I constructed a good part of my first loft with the first born small one, Jeffrey, hanging onto the ladder behind me. This toddler was observing the progress of construction with an active interest that rivaled even that in “Sesame Street.” Before he could hold a crayon, Jeffrey could hold a hammer; and before he could draw the alphabet he could construct it out of short pieces of lumber on the floor.
Even after Jeffrey had learned the usefulness of a piece of paper, this early training stuck with him; his first letter “E,” for example, was drawn like this:
The little dots, of course, are nails.
Some of the training in construction was not exactly what daddy had hoped to pass along to his son. After watching daddy wage a long and private war with recalcitrant lumber, Jeffrey set out on his own with a board and an hammer. He would swing at the board and shout, “Got bam it!” after every stroke.

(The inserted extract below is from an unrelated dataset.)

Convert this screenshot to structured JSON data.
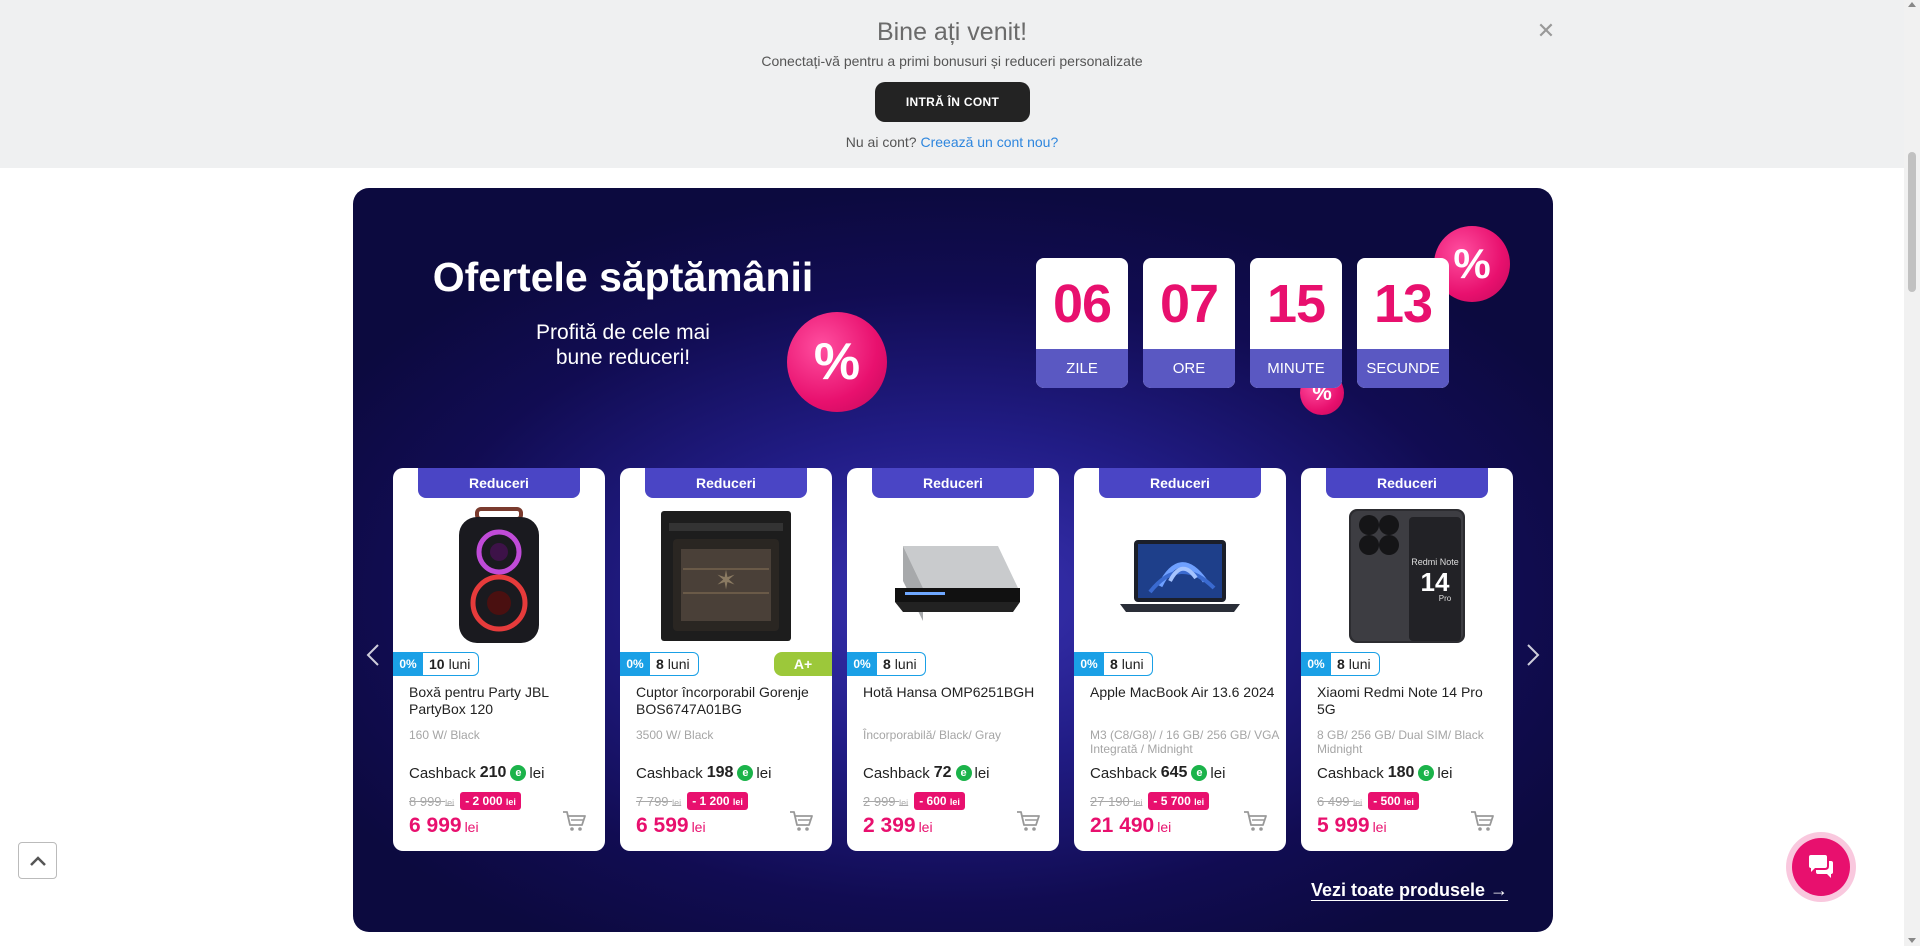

If the city bureaucracy thought they were dealing with an organized group in SoHo, they would have paled at meeting the really heavy military mechanism of the neighborhood: the child-care cooperative called the SoHo Children’s Playgroup. The “mothers of SoHo”—which included a fair number of fathers—renovated a basement, blitzed the emerging community with bake and rummage sales, and organized some of the finest fund-raising parties in local memory. While the little urchins dreamed of playing with blocks, paints, and lengths of lumber in their homestead basement, the parents danced late into the night, counted the proceeds, and plotted the next week’s child care and lunch schedules with the efficiency of a computer.
The loft babies, growing up with all that space, art, and fun material around them, naturally began to build their own dream houses. Second-born Jeremy designed the one on this page: notice the bowling alley on the top floor opposite the kids’ bunk bed, the mouse on the floor below, and the happy chap in the bathtub. Unlike apartment houses, where a myriad of tiny cubicles is confusingly oriented and monotonously the same, loft building s offer simple layers with special and unusual things on each floor.